As for exercise, Henner urged the crowd to fall in love with something and then do it every day.
“Nobody had to tell you to be a sweaty little kid to go out there and run around. Remember how much you loved playing?” she asked. “You know your cat stretches, you walk your dog, your hamster gets a wheel. We’re this beautiful human animal, we are designed to move, so why don’t we do something about that and learn how to move?”
Good posture, good shoes, and thinking of yourself as an athlete are all important for good health because all of them are connected to your heart, Henner said. Stress management is also important for good cardiovascular health.
“You have to fall in love with your stress, or it will kill you,” she said. “You better find some way around your stress or it will wipe you out.”
Henner urged the crowd to find something in their day that they really enjoy.
“You have to find something in your day that I call the juice. Those little things that really turn you on and are a stress reliever as well. You have to find something that you do every day that gives you that kind of juice,” she said.
That could be doing laundry, or driving or organizing things around your house. She told the story of Tony Danza on the set of the television show, Taxi.
“He’d come in and say ‘Hey, anybody got anything to iron? I feel a little stressed.’ He loved to iron. The wardrobe department would give Tony things to iron and that was a big stress reliever for him,” Henner said.
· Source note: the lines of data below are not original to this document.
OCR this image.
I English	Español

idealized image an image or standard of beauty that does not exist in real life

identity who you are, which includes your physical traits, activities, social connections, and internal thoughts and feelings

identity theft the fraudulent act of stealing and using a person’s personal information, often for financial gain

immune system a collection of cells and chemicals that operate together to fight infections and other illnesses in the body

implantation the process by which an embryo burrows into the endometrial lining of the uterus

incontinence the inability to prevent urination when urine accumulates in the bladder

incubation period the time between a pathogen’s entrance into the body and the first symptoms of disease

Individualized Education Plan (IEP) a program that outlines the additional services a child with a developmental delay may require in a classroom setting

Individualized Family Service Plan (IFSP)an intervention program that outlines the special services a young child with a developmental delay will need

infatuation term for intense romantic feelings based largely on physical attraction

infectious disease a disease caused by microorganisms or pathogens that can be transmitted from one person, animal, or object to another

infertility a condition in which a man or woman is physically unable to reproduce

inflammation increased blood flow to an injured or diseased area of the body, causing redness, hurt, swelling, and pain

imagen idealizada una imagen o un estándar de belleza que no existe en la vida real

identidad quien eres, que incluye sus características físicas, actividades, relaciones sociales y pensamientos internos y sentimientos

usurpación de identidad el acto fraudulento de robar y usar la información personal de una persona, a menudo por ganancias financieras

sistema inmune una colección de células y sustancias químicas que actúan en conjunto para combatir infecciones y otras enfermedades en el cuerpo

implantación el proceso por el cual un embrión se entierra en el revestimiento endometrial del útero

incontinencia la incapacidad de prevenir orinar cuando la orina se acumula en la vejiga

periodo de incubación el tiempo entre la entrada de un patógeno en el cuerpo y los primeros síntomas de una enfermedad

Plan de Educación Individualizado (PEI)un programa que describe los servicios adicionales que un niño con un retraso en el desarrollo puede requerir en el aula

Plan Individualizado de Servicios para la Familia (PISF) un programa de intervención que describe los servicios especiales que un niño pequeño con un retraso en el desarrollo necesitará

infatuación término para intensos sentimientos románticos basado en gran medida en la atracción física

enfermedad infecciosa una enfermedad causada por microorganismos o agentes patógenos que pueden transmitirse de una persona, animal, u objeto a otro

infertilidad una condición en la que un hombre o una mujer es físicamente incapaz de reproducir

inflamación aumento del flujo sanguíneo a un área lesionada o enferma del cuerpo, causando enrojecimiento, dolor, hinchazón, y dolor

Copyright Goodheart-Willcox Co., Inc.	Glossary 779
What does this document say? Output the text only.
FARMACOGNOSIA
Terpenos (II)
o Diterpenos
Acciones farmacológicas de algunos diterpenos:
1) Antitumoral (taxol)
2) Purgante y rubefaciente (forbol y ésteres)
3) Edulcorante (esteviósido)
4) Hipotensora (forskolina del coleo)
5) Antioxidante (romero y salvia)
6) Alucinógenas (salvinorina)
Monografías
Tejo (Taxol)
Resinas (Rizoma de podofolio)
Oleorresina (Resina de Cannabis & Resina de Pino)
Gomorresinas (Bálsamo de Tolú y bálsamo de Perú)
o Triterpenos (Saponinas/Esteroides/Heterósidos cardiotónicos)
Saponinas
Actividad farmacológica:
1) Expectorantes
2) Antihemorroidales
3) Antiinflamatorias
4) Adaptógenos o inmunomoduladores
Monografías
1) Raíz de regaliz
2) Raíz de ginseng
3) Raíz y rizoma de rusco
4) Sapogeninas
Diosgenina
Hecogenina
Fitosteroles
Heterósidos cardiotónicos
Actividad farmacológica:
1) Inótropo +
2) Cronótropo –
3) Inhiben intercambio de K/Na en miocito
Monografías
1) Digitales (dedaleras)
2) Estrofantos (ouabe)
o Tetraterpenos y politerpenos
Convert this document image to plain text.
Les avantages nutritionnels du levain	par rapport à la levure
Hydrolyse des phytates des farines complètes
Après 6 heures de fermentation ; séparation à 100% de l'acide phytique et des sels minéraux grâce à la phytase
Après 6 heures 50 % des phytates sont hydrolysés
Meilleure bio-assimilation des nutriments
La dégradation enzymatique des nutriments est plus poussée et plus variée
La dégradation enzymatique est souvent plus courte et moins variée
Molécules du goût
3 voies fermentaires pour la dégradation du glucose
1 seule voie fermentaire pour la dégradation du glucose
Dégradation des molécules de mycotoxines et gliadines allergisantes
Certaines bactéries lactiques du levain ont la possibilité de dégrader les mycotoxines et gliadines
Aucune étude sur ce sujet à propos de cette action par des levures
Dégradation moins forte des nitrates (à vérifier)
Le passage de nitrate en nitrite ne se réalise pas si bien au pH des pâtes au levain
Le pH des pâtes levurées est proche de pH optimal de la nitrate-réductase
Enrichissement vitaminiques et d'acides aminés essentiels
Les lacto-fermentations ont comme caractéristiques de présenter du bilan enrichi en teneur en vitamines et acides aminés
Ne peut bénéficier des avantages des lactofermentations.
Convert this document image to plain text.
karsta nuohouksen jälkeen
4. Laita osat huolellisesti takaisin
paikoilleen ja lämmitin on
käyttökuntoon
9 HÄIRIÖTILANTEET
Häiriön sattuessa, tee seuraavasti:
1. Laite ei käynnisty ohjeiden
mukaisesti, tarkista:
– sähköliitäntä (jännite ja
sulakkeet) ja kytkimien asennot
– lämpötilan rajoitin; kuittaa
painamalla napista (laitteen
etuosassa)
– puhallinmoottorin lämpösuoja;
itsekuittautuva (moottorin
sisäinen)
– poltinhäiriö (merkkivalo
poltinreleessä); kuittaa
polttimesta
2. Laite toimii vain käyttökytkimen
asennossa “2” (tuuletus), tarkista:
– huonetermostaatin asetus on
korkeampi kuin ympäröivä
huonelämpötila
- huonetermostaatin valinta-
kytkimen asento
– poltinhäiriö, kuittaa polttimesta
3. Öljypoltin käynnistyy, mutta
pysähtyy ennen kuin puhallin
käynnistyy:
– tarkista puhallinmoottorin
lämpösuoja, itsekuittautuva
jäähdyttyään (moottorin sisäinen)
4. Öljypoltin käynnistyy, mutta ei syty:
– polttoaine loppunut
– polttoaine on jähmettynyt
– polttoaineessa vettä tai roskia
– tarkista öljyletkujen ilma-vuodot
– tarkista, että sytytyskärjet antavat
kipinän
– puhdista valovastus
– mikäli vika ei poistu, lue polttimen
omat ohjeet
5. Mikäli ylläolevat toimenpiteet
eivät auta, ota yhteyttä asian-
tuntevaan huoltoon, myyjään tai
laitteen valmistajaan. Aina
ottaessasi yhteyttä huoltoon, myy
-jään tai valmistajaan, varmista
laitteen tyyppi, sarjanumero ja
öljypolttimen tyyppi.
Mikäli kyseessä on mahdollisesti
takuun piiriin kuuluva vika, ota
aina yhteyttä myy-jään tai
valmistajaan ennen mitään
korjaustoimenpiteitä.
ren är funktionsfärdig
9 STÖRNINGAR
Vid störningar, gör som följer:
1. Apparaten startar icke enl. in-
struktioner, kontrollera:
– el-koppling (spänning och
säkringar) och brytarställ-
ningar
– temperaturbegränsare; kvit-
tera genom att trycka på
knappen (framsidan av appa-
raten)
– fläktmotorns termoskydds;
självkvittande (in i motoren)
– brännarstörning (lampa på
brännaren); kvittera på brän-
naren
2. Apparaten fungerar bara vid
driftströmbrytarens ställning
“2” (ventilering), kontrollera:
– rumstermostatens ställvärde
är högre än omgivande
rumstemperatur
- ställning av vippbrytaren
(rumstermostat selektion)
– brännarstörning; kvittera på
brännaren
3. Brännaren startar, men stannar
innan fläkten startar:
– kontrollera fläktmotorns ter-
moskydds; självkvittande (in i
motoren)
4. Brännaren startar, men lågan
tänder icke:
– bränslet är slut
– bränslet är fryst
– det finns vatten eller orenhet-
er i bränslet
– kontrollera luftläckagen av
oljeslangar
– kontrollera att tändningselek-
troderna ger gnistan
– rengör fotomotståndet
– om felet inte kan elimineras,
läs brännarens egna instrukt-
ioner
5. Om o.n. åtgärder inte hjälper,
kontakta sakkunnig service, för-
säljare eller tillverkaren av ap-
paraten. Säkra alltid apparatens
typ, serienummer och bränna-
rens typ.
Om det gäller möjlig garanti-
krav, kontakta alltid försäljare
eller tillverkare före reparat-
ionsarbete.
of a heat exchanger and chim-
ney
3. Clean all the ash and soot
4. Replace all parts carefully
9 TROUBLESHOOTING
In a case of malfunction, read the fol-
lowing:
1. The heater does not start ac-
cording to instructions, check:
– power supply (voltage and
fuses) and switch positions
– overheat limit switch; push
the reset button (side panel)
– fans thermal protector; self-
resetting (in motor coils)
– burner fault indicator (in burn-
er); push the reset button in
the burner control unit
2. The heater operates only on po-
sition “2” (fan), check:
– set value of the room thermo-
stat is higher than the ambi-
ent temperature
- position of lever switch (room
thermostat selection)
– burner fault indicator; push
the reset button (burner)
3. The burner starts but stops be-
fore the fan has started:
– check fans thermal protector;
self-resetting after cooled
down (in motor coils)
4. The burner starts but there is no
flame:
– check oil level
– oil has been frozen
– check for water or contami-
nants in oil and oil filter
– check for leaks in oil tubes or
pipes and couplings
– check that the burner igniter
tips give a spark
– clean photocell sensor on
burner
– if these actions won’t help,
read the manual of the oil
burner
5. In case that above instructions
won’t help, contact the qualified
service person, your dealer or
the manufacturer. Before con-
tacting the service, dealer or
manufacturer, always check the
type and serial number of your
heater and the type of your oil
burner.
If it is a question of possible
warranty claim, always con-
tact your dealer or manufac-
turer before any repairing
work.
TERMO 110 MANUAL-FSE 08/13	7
Henner told the crowd that they only have one body and so they need to take care of it.
“Being healthy is hard, being unhealthy is hard, maintaining your health is hard. Pick your hard. It’s all hard, but that’s what’s great about it,” Henner said. “This is life, this is the way it is. These are the things we get to do everyday because we’re alive and it’s a roller coaster ride, and we can ride thru it in fear or we can put our arms up and take the ride.”
During the luncheon. Susan May, who works in the Information Systems Department at Walmart shared her story, via video, of having chest pains, fatigue and shortness of breath at work one day last August. May ignored the symptoms, not even sharing them with her husband, Steven, even though she had a family history of heart disease.
“I just kept thinking, it’s going to pass and it’s going to be something simple. I don’t want to be a wimp,” May said.
The next day she shared how she was feeling with coworker Tabatha Drain in Oklahoma, over Walmart’s in-house messaging system. Drain sent the message back, “CHEST PAINS = HEART ATTACK.”
May went to a convenient care clinic and they found that she was having a full blown heart attack and had 99% blockage in her coronary artery. May’s message to women is to pay attention to warning signs because “the life you save may be your own.”
Cyd King, communications director for the NWA American Heart Association, said organizers hoped to raise $500,000 from the event. The money will go toward research, education and advocacy efforts by the American Heart Associations and the American Stroke Association. Last year the luncheon raised $414,000.
Marybeth Hays, executive vice president of consumables and health and wellness for Walmart U.S., was honorary chair of the event. Diana Marshal, vice president of baby for Walmart U.S., and Terry Marquardt, Walmart team lead consumer products group, were co-chairs. Sponsors for the event included Bayer Healthcare, Northwest Health, Harps Food Stores, 3M and The Emerson Group.
In the morning, before the luncheon, guests could visit booths that offered health screenings, visit an ambulance brought by the Rogers Fire Department and tour a giant brain. A silent auction that featured purses was also available.